3月7日、イランがホルムズ海峡を封鎖する中でオマーンのマスカット海岸にタンカーが停泊している。[写真 ロイター=聯合ニュース]
ビロル事務局長は8日、独紙南ドイツ新聞とのインタビューで、エネルギーインフラが大規模に損傷し、復旧と再稼働には時間がかかるとしながら「エネルギー供給と関連した影響を数カ月、さらに数年が感じることになるだろう」と話した。
彼は欧州の場合、ホルムズ海峡が完全に再開放されなくても4月までは大きな問題なく持ちこたえられると話した。しかしさらに数週間過ぎればディーゼルと灯油の供給がはるかに厳しくなり航空交通に支障が出ると予想した。
前日の停戦発表により国際原油価格が20%近く急落したが、ポーランドやドイツなど欧州各国は不確実性が相変わらずだとみて価格抑制策を維持することにした。
ポーランドのトゥス首相は「これまで紛争に関与した政治家らの行動と発言を考慮すると今後数週間の見通しをとても慎重にみている」としてガソリンスタンドの給油価格上限制と付加価値税引き下げを維持すると話した。

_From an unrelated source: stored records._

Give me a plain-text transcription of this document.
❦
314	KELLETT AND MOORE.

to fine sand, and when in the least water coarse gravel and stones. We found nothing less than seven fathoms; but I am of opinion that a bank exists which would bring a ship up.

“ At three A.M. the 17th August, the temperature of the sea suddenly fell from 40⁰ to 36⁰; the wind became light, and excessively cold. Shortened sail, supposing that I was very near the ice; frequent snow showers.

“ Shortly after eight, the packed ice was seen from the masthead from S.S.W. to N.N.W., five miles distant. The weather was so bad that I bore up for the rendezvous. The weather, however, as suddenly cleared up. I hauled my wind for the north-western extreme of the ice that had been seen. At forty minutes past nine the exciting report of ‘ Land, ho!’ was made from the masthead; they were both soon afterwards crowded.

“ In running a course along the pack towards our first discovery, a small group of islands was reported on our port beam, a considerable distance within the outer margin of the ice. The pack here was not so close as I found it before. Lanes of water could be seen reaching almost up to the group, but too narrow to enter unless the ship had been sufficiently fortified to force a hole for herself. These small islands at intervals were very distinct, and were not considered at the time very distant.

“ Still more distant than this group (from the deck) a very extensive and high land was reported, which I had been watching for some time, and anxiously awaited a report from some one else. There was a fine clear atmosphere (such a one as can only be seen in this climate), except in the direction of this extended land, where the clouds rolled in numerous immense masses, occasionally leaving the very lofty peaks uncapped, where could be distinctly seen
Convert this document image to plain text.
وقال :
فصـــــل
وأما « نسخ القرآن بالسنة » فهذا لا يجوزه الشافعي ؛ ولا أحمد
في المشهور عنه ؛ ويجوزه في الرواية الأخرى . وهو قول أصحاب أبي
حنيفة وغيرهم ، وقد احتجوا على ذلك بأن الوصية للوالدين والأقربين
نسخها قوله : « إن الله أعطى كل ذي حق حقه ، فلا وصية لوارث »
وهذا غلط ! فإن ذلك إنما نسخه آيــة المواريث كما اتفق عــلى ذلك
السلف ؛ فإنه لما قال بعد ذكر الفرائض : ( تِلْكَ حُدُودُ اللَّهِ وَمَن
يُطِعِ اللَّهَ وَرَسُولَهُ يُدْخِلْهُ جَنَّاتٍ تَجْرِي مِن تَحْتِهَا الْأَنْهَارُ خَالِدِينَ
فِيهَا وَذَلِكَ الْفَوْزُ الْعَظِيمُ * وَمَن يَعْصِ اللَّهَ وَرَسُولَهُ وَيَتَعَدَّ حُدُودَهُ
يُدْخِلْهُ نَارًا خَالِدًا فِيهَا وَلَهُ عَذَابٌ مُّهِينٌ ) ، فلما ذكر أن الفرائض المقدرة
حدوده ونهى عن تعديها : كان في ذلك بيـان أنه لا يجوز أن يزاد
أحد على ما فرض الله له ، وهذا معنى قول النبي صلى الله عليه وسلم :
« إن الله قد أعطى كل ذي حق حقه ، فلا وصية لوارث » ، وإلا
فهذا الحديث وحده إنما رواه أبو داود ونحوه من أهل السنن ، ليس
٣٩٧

ドイツ政府のヒレ副報道官は、「ホルムズ海峡再開放には時間が必要で(戦争前の)2月の状況にすぐには戻らないだろう。終戦合意までは進む道が遠くいつでも相当な支障が発生する可能性がある」とした。
また、「現実的な期待を持たなければならない。原油価格がすぐに下がるよう望むのは無理」と話した。その上で、船舶保険料引き上げと停戦議論で言及されるホルムズ海峡の通行料などが市中の原油価格に負担を与えると評価した。
ドイツは1日からガソリンスタンドの給油価格を1日1度だけ引き上げられるようにしたが価格上限は定めていない。このためこの日基準でディーゼルは1リットル当たり平均2.471ユーロ(約475円)、ガソリンは2.208ユーロで連日過去最高を更新している。
海運業界は停戦にもかかわらず、安全問題からすぐにホルムズ海峡を通過するのは難しいとみている。
ドイツの海運会社ハパックロイドはホルムズ海峡の航行が正常に戻るのに6~8週間かかるとし、依然として船舶にホルムズ海峡を通過しないよう勧告している。